Huge headache on evaluating floor function limits

I have a few questions regarding floor functions and how to evaluate their limits:

So far, when asked to evaluate the limit of an expression's floor function, I would simply get the floor function of x and substitute this value for the expression.

For example given the problem:

lim [_x+1_] as x-> 3 from the left,

I know the function splits, giving me

2 <= x < 3 (approaching 3 from the left)

3 <= x < 4 (approaching 3 from the right)
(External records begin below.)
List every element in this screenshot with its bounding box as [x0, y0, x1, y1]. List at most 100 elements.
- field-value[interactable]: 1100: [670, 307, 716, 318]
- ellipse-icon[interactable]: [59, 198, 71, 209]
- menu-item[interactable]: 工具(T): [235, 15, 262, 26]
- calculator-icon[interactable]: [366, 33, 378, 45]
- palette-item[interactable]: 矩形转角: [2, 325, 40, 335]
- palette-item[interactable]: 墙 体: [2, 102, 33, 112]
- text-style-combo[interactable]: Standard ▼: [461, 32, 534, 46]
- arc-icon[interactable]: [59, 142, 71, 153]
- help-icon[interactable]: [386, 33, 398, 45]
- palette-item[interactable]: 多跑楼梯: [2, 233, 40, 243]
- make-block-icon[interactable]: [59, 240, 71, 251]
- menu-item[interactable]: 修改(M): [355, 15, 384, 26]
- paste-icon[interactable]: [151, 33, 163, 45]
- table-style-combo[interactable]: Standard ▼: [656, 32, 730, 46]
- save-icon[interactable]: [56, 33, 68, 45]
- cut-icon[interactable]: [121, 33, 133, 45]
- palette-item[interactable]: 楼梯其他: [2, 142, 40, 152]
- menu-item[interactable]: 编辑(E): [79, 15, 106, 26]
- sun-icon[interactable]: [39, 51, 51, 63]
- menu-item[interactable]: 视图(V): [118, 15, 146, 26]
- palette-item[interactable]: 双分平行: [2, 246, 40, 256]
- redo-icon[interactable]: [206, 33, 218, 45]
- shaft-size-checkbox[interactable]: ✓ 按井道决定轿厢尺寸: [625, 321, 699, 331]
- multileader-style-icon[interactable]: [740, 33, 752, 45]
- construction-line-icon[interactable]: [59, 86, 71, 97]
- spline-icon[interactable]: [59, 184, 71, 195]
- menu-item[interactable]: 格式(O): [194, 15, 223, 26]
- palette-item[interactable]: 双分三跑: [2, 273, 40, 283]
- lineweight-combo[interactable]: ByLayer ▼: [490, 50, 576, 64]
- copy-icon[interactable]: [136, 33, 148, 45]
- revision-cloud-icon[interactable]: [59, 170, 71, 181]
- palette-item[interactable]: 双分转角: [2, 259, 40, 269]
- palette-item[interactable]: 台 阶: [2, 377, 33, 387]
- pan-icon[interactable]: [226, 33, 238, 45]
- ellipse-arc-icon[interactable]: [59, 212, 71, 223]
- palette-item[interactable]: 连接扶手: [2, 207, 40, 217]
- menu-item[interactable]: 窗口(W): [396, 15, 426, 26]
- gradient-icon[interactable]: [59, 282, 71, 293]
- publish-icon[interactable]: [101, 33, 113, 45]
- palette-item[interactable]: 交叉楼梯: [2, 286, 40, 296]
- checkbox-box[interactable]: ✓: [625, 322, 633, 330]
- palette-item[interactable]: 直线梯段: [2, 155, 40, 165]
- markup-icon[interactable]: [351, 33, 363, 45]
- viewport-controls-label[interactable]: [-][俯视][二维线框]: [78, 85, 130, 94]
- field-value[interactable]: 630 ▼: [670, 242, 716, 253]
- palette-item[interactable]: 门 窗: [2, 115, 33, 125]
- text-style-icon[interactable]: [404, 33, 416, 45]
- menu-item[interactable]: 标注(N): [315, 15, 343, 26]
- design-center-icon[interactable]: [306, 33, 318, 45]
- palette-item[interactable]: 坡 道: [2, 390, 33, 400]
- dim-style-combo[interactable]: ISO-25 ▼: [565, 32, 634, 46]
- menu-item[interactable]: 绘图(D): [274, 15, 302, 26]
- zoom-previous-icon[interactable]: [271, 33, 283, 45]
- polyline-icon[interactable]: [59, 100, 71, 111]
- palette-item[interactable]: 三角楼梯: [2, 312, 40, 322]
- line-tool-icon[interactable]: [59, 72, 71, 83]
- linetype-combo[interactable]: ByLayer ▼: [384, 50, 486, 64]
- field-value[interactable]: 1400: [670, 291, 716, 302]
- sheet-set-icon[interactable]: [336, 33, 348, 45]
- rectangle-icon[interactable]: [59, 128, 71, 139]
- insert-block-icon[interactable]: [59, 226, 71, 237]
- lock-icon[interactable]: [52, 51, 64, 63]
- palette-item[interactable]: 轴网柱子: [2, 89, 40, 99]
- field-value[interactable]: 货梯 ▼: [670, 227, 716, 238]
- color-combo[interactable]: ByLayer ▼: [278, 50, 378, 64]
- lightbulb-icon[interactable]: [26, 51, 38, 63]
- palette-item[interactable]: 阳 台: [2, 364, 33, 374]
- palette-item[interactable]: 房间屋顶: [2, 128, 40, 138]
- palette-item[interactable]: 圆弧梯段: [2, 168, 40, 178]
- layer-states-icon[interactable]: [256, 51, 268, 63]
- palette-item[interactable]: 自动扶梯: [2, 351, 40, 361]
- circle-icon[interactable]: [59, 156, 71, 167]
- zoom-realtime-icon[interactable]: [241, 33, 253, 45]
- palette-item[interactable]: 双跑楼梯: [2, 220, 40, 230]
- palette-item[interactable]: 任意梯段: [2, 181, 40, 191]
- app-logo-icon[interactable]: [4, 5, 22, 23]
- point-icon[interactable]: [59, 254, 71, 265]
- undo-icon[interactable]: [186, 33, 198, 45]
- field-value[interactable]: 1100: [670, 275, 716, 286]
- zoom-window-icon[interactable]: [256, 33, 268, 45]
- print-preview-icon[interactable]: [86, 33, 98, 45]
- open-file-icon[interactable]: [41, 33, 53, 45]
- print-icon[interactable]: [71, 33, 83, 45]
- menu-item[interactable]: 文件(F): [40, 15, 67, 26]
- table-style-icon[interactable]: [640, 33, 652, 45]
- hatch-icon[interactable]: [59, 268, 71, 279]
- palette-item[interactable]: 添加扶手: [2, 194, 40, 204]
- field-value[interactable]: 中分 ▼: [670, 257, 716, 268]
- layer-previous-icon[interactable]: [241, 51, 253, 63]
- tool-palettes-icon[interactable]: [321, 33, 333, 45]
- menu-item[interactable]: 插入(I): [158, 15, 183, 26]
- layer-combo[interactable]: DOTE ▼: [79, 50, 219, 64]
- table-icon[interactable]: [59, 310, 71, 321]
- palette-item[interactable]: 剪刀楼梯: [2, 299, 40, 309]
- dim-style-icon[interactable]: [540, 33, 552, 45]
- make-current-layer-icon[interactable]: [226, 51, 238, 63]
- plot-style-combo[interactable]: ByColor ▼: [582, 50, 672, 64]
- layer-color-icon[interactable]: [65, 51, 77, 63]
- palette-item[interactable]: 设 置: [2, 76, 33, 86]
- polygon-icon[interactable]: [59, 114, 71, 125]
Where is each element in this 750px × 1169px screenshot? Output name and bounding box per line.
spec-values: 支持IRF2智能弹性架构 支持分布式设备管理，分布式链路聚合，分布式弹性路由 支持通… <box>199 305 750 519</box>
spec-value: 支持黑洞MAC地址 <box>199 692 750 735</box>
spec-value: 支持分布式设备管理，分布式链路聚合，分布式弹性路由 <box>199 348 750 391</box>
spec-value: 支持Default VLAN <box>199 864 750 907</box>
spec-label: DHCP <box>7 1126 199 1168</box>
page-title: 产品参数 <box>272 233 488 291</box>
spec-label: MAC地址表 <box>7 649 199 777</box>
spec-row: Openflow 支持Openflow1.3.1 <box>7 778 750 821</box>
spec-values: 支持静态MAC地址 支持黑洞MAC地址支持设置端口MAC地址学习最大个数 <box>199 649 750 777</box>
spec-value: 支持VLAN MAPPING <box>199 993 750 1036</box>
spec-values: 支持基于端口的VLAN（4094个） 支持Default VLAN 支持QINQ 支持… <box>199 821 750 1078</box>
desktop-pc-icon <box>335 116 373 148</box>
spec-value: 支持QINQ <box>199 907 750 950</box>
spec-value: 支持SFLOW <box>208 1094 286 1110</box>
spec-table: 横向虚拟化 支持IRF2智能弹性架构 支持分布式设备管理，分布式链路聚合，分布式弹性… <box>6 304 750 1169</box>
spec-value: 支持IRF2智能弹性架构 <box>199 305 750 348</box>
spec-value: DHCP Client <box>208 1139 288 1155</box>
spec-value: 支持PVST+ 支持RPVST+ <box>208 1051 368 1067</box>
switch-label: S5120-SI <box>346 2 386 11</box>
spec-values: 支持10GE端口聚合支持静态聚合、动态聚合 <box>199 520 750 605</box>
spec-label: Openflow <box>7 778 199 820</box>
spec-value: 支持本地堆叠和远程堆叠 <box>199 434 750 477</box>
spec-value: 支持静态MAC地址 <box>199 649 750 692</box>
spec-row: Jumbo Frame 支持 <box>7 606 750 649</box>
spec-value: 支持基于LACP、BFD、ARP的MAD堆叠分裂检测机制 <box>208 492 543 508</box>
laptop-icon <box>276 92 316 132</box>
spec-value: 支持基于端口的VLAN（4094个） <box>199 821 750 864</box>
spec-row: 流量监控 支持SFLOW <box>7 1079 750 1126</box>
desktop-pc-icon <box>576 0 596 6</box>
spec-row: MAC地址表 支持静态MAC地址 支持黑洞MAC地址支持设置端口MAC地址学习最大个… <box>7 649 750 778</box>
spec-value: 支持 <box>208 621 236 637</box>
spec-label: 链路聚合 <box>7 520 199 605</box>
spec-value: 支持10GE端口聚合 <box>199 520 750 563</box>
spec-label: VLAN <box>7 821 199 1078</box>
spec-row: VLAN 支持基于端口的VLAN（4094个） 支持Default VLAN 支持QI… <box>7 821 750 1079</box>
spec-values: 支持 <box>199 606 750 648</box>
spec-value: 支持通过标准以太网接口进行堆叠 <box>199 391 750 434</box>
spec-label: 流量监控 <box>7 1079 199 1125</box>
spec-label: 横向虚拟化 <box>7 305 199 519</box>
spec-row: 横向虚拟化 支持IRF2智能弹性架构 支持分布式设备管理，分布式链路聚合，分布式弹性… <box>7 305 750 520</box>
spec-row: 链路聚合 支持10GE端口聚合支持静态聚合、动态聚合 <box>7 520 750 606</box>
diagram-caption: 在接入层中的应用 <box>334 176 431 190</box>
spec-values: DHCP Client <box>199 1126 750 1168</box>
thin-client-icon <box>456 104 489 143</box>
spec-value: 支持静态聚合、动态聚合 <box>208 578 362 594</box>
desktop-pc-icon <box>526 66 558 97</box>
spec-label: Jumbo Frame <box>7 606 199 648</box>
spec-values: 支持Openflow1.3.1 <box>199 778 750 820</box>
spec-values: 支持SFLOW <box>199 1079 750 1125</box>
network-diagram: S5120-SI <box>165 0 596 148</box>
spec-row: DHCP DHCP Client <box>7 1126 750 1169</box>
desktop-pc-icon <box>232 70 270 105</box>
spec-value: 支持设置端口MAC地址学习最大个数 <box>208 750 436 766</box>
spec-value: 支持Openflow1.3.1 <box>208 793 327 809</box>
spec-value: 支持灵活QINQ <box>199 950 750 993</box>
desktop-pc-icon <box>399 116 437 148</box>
therefore, I take 2 and plug it in to the function, giving me a result of 3. This is consistent with wolfram alpha's answer

**http://tinyurl.com/ycq75av**

However, I get the wrong answer when I do the same exact thing in:

lim [_2x-1_] as x-> -2 from the left

**- Wolfram|Alpha**

What I do is like what I have shown above, that is:

-3 <= x < -2

-2 <= x < -1

So I take -3, plug it in to (2x-1) and get (2)(-3) - 1= (-6) - 1 = -7 when the correct answer is given as -6.

The method I'm using works when I have to get the limit as x approaches -2 from the right though. So given these kinds of problems, what's the proper way of evaluating floor functions?

On the other hand, when I'm given a function

lim [_1-x_] as x-> -1 from the left, I get the intervals

-2 <= x < -1

-1 <= x < 0

Plugging in the value of -2 yields 3 when the correct answer is 2 while solving for the same function as x approaches -1 from the right should yield 1, but plugging in -1 will result in 2.

I was able to evaluate the limit as x-> -1 from the left by doing it this way:

-2 <= 1-x < -1

-3 <= -x < -2

3 > x >= 2

and getting the consistent result of 2

But if I do the same procedure to any of the previous examples, I get the wrong result. For example:

lim [_x+1_] as x-> 3 from the left

2 <= x+1 < 3

1 <= x < 2

Why does this happen?

Last question:

lim [_2x-3_] as x->-2 from the left

According to wolfram alpha the answer is -8

**- Wolfram|Alpha**

Now I'm really confused as to how this answer came up. I can get -9 via

-3 <= x < -2, getting -3 and substituting 2(-3) - 3 = -9. Where did -8 come from?

Any help regarding any of my questions would be greatly appreciated, especially with regard to the proper steps in evaluating floor functions in general.

On another note, is it possible that wolfram alpha is wrong?